Middle-aged people with healthy diets are fitter 2023


Research found that middle-aged adults who eat well are fitter. ESC’s European Journal of Preventive Cardiology published the study’s findings.

“This study provides some of the strongest and most rigorous data thus far to support the connection that better diets may lead to higher fitness,” stated study author Dr. Michael Mi of Beth Israel Deaconess Medical Center, Boston.

“The improvement in fitness we observed in participants with better diets was similar to the effect of taking 4,000 more steps each day.”

Cardiorespiratory fitness assesses the heart, lungs, blood vessels, and muscles’ ability to transport and use oxygen during exercise. One of the best predictors of health and lifetime.

Exercise improves cardiorespiratory fitness, but even people who exercise the same amount have different fitness levels, suggesting additional factors are involved. A balanced diet offers many health benefits, but its effect on fitness is uncertain.

ESC’s European Journal of Preventive Cardiology published the study’s findings.

This study examined whether community-dwellers with a healthy diet are fit.

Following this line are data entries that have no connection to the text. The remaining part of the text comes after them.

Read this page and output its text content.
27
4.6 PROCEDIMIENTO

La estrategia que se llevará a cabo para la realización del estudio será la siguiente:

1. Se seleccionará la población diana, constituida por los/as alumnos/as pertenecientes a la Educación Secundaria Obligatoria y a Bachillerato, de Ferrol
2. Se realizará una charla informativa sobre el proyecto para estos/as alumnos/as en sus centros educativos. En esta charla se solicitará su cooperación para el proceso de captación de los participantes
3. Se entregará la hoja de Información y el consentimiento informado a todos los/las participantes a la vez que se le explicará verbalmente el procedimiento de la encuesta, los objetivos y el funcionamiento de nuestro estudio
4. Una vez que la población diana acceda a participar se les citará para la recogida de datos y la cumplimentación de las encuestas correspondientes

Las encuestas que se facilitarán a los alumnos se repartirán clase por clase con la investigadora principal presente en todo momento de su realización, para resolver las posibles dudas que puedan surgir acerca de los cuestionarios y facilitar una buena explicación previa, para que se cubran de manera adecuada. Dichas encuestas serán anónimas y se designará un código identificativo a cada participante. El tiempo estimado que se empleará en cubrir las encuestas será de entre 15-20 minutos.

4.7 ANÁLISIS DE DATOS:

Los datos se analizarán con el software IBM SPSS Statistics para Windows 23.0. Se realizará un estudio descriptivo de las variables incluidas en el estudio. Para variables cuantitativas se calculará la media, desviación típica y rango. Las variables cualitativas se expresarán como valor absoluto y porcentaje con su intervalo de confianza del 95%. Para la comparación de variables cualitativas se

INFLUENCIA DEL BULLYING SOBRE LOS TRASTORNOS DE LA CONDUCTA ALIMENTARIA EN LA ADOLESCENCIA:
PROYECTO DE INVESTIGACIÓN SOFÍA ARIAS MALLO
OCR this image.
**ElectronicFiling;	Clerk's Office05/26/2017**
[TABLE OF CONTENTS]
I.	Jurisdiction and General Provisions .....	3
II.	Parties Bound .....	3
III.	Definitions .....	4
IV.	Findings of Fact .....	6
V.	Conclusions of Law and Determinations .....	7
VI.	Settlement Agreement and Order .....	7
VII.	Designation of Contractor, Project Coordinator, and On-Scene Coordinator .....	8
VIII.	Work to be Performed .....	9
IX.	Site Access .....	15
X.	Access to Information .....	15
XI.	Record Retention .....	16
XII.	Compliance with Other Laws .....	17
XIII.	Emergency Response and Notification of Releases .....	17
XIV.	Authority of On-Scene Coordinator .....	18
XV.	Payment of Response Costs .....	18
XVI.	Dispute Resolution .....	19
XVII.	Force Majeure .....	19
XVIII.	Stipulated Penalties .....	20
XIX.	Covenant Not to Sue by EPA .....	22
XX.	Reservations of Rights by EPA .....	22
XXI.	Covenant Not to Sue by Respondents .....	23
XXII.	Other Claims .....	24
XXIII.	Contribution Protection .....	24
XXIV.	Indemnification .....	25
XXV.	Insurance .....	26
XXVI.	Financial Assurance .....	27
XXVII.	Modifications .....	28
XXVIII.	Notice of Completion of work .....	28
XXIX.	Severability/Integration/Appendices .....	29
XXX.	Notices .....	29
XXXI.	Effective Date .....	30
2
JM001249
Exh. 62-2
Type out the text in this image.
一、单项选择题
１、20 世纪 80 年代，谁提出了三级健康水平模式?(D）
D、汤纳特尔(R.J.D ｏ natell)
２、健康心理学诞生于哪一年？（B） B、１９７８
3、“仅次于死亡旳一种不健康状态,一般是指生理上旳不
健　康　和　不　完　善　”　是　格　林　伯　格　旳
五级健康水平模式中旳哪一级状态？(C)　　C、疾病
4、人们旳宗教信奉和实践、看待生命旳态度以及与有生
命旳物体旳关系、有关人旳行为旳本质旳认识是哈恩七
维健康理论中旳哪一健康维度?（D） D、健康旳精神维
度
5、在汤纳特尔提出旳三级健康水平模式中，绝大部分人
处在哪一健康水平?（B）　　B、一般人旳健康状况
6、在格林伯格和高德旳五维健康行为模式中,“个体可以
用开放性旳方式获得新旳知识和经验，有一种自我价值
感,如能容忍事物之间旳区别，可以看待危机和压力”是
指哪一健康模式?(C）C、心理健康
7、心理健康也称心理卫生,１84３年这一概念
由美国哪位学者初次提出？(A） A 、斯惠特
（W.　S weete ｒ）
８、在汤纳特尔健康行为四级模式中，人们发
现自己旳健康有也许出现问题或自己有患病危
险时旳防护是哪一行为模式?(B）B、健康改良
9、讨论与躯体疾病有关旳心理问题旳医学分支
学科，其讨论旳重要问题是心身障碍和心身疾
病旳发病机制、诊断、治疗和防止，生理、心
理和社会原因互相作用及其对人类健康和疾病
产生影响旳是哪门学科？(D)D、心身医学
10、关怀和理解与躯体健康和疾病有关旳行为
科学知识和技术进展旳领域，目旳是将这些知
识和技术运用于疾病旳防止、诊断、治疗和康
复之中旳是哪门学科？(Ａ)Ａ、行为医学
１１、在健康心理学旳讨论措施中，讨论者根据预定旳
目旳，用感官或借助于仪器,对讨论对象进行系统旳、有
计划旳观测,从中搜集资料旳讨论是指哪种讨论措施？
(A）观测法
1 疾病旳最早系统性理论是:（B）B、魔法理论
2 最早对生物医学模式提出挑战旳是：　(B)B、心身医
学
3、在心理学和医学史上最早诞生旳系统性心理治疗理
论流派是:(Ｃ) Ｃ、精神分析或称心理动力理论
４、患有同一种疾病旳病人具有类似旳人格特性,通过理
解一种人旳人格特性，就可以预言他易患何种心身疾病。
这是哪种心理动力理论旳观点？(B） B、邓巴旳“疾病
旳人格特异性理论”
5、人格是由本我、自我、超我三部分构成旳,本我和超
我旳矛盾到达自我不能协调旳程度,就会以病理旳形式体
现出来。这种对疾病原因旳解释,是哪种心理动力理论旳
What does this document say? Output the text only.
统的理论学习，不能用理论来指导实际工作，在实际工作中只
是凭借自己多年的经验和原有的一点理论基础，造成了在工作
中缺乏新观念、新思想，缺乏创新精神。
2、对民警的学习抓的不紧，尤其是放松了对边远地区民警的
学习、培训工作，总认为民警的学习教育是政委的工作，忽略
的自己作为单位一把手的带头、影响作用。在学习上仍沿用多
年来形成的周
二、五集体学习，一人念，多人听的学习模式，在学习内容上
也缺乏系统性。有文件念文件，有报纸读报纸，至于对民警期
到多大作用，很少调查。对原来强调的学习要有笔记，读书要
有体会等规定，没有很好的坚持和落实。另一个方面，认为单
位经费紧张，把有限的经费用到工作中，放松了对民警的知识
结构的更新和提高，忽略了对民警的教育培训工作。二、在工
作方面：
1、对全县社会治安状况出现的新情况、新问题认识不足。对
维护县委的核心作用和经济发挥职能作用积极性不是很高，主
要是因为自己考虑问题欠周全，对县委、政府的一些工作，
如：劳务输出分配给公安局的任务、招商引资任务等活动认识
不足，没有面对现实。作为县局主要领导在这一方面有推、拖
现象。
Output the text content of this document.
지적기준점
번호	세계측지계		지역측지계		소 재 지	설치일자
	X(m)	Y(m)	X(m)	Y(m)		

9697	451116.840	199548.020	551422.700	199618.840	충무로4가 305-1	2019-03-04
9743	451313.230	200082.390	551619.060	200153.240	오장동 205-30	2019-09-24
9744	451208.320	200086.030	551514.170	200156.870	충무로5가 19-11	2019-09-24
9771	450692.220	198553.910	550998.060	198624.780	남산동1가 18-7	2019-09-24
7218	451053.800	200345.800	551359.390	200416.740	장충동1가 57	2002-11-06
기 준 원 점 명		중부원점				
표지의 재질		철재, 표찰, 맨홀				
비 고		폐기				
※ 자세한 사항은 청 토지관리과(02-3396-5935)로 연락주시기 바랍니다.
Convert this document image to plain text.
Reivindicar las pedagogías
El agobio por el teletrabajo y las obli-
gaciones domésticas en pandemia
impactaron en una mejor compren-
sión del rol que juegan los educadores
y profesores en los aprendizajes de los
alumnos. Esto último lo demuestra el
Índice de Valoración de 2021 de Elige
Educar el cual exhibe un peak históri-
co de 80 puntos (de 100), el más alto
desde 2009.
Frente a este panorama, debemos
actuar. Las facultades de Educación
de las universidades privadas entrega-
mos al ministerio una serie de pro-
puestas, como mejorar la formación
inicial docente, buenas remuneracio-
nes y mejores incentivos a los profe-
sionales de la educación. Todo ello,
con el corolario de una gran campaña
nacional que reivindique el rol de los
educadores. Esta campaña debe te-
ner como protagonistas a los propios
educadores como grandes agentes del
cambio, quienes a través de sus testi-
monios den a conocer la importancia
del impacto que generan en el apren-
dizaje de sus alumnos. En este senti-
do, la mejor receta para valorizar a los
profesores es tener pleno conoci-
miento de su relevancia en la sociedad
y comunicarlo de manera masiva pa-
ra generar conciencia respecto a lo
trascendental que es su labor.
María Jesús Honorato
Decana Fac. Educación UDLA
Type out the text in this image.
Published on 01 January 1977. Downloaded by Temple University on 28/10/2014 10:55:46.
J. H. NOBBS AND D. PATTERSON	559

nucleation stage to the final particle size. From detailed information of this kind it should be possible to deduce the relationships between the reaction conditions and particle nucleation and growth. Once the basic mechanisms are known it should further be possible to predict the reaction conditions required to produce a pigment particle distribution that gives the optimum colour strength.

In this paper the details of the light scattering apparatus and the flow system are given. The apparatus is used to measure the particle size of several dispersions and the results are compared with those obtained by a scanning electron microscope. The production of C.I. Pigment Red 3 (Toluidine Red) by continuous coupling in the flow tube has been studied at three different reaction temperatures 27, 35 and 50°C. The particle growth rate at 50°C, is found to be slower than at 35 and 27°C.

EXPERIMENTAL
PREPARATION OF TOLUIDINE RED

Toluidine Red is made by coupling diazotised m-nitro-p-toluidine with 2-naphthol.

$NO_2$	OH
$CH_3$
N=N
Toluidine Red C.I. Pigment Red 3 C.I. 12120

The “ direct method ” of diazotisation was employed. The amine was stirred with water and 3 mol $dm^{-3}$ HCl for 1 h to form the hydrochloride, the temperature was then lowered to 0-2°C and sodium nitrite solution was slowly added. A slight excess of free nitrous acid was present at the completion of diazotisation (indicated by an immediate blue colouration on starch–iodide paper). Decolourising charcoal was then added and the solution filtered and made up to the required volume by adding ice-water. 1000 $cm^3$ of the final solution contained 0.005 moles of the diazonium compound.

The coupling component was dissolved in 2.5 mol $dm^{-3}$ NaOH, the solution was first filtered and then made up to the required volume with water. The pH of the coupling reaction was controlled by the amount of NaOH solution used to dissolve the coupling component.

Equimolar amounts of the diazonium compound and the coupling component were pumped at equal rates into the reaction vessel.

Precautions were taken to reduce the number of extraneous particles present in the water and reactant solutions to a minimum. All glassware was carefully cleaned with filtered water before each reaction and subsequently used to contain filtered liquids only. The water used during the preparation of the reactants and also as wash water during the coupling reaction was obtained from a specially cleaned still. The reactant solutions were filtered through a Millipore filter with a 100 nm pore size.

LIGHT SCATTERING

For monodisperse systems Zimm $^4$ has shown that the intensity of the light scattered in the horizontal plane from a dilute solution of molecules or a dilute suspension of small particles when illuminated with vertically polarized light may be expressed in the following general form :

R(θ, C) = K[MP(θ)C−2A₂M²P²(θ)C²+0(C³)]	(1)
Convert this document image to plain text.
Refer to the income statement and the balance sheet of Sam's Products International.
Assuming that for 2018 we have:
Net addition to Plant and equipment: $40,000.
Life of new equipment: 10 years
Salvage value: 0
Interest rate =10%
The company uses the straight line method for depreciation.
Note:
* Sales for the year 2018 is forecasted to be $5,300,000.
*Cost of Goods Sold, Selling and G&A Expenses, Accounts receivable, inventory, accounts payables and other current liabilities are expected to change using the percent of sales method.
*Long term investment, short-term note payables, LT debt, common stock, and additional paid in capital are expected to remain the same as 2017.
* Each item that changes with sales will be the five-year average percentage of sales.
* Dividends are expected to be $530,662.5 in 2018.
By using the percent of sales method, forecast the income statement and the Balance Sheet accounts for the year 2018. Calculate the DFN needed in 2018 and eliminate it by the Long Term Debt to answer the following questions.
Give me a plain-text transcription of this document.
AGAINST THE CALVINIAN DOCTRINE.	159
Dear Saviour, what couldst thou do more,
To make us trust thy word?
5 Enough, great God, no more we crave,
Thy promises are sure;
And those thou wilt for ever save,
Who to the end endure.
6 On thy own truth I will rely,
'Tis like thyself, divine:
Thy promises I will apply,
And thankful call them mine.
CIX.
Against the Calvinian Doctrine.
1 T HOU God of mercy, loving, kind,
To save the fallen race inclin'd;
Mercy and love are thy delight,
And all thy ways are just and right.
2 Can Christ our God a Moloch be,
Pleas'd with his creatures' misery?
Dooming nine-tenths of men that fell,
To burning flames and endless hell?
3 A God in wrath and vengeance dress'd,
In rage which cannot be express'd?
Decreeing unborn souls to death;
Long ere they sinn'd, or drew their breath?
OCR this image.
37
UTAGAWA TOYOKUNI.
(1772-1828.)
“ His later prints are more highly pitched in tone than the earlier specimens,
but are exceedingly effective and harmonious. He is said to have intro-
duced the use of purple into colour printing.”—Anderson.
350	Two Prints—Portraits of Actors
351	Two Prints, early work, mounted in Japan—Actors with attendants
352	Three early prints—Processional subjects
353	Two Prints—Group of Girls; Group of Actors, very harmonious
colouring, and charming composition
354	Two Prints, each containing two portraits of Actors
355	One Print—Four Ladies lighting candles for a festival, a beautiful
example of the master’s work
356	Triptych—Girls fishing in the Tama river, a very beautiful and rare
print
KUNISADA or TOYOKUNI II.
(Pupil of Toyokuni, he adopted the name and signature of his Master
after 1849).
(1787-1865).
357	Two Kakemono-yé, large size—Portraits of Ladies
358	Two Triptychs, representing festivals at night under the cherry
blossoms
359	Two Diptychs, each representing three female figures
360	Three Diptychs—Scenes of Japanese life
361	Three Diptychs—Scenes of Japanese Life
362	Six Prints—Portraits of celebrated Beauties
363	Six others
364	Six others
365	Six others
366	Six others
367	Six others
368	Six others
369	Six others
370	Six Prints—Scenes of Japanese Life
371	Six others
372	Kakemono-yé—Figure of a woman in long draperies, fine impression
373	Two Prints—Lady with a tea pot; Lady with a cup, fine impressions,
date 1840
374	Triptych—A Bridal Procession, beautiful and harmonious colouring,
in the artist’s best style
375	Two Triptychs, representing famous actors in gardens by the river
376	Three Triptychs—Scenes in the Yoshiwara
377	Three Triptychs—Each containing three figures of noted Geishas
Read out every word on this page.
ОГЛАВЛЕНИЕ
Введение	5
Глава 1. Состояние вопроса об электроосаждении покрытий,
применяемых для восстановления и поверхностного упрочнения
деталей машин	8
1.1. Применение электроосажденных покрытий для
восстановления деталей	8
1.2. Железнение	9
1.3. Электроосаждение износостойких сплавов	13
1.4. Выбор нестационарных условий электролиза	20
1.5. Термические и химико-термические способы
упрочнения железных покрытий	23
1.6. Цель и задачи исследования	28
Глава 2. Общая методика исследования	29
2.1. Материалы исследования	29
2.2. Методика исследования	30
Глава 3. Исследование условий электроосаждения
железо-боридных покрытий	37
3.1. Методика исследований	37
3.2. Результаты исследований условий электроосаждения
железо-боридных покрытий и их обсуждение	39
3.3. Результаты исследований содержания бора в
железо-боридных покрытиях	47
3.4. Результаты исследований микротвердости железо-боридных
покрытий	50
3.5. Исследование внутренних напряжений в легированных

Framingham Heart Study participants number 2,380. 54% were female, and the average age was 54. A cycle ergometer maximal effort cardiopulmonary exercise test determined peak VO2. This test measures oxygen consumption during the most vigorous activities.

The Harvard semi-quantitative food frequency questionnaire assessed intake of 126 dietary items during the last year from never or less than once per month to six or more servings per day.

The heart-healthy Alternative Healthy Eating Index (AHEI; 0 to 110) and Mediterranean-style Diet Score (MDS; 0 to 25) were employed to measure diet quality. A diet rich in vegetables, fruits, whole grains, nuts, legumes, seafood, healthy fats, and less red meat and alcohol had higher results.

Diet quality and fitness were examined after controlling for age, sex, total daily energy intake, body mass index, smoking status, cholesterol levels, blood pressure, diabetes, and routine physical activity. AHEI averaged 66.7 and MDS 12.4. Compared to the average score, a 13-point AHEI and 4.7-point MDS increase increased peak VO2 by 5.2% and 4.5%, respectively.3

“In middle-aged adults, healthy dietary patterns were strongly and favorably associated with fitness even after taking habitual activity levels into account,” stated Dr. Mi. The link was same in women and men and stronger in those under 54 than older persons.”

The researchers examined diet-fitness mechanisms. They evaluated how nutrition quality, fitness, and metabolites—substances created during digestion and released into the blood after exercise—relate. 201 metabolites (e.g. amino acids) were analyzed in blood samples from 1,154 research participants.

After controlling for the same parameters, 24 metabolites were related with poor diet and fitness or good diet and fitness. Dr. Mi added, “Our metabolite data suggest that eating healthily is associated with better metabolic health, which could be one possible way that it leads to improved fitness and ability to exercise.”

“This was an observational study and we cannot conclude that eating well causes better fitness, or exclude the possibility of a reverse relationship, i.e. that fit individuals choose to eat healthily.”